Question: Find the center of mass of a uniform solid cone....

Question

Find the center of mass of a uniform solid cone.

Answer 1

Solution

The center of a solid body can be calculated by taking a suitable cross section in the body, applying it in the center of mass formula for continuous bodies and integrating it throughout to get the center of mass.

Complete answer:
In this question we are given a solid uniform cone of radius R and height h, we need to find the center of mass from the vertex. We need to use the below diagram to understand the problem.
Let us consider the radius of the base of the cone to be R and height is h.
We will consider a small circular cross section of radius ‘z’ and thickness ‘dr’ from a distance ‘r’ from the vertex of the solid cone.

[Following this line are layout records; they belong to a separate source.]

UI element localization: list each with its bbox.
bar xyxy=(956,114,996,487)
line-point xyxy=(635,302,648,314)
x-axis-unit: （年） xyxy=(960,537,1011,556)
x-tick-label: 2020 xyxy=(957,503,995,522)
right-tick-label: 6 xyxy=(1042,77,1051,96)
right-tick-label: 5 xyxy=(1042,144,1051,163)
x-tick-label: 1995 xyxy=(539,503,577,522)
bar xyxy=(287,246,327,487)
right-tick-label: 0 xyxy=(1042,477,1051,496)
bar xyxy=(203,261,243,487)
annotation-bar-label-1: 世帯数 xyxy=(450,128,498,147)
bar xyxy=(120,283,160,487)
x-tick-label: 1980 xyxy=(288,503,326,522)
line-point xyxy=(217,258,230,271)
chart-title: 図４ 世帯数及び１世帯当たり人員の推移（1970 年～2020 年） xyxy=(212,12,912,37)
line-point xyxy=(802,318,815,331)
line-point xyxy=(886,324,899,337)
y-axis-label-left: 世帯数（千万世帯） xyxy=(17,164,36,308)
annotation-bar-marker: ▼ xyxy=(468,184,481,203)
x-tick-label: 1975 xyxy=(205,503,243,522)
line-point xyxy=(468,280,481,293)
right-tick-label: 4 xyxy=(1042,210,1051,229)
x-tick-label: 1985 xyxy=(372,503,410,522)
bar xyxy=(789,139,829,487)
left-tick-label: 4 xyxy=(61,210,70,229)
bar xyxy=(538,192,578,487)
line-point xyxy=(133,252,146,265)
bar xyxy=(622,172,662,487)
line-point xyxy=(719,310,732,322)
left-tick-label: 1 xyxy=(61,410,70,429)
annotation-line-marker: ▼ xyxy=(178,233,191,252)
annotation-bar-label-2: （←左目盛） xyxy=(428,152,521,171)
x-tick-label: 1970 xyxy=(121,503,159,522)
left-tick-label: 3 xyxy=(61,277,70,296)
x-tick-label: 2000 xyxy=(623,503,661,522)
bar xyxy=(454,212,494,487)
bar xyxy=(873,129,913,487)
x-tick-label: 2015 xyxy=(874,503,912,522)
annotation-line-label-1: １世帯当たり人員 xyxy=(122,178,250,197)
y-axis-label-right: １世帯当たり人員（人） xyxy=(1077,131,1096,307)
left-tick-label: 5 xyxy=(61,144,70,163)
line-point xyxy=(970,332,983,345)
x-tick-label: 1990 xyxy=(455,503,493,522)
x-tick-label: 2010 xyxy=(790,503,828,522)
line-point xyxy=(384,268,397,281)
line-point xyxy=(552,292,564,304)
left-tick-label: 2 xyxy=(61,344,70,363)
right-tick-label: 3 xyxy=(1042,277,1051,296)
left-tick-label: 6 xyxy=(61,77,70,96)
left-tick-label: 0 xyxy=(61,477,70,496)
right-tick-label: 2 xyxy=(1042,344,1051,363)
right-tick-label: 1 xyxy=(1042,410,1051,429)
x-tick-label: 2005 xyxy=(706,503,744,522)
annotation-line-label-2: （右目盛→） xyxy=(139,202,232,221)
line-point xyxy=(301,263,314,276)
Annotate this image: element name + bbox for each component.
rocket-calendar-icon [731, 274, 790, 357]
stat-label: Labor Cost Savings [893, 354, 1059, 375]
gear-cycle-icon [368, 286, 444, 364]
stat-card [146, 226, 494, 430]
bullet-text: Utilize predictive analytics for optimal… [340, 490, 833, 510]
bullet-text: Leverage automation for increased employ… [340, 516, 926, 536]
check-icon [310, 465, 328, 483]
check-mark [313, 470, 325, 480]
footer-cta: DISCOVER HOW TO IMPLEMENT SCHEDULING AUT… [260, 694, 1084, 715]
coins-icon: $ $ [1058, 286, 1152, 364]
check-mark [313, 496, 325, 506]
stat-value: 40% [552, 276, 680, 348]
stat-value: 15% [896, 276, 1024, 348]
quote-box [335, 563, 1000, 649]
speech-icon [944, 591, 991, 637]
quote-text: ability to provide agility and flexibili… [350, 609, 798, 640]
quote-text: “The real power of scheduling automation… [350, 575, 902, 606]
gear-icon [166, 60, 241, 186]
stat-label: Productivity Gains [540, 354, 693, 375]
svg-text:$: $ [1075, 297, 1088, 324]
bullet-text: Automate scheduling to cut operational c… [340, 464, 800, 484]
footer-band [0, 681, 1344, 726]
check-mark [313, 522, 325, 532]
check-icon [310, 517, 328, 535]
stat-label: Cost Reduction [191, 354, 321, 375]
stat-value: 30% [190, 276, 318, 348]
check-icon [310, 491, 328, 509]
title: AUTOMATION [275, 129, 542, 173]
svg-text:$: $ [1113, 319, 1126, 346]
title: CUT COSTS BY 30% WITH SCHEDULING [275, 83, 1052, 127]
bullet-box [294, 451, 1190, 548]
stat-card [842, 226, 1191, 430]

Consider two triangles ABC and AOD. These triangles are similar triangles, so we can write,
$\dfrac{AB}{AO}=\dfrac{BC}{OD}$
This can be expressed as,
$\dfrac{r}{h}=\dfrac{z}{R}$ ……………… (1)
The volume of the small volume element considered is, $dV=\pi {{z}^{2}}dr$ , which can be written in terms of r from equation (1). So we get,
$dV=\dfrac{\pi {{R}^{2}}{{r}^{2}}}{{{h}^{2}}}dr$ ……… (2)
Center of mass for continuous mass distribution is given by the formula,

$\begin{aligned} & C.M=\dfrac{1}{M}\int{r\rho \dfrac{\pi {{R}^{2}}{{r}^{2}}}{{{h}^{2}}}dr} \\\ & \implies C.M=\dfrac{\pi {{R}^{2}}\rho }{M{{h}^{2}}}\int{{{r}^{3}}}dr \\\ \end{aligned}$

The limits of integration are from 0 to h, so
$C.M=\dfrac{\pi {{R}^{2}}\rho }{M{{h}^{2}}}\int\limits_{0}^{h}{{{r}^{3}}}dr$

.
On integrating and applying the limits we get,
$C.M=\dfrac{\pi {{R}^{2}}\rho {{h}^{2}}}{4M}$
Substituting M as $M=\rho V=\dfrac{\rho }{3\pi {{R}^{2}}h}$ , we can write
C.M= $\dfrac{3h}{4}$

Note:
The distance of the center of mass from point O is $\dfrac{h}{4}$ .
The center of mass of the cone will always lie on its axis due to symmetry.
The center of mass of a distribution of mass in space (sometimes referred to as the balance point) is the unique point where the weighted relative position of the distributed mass sums to zero. This is the point at which a force may be applied to cause a linear acceleration without an angular acceleration.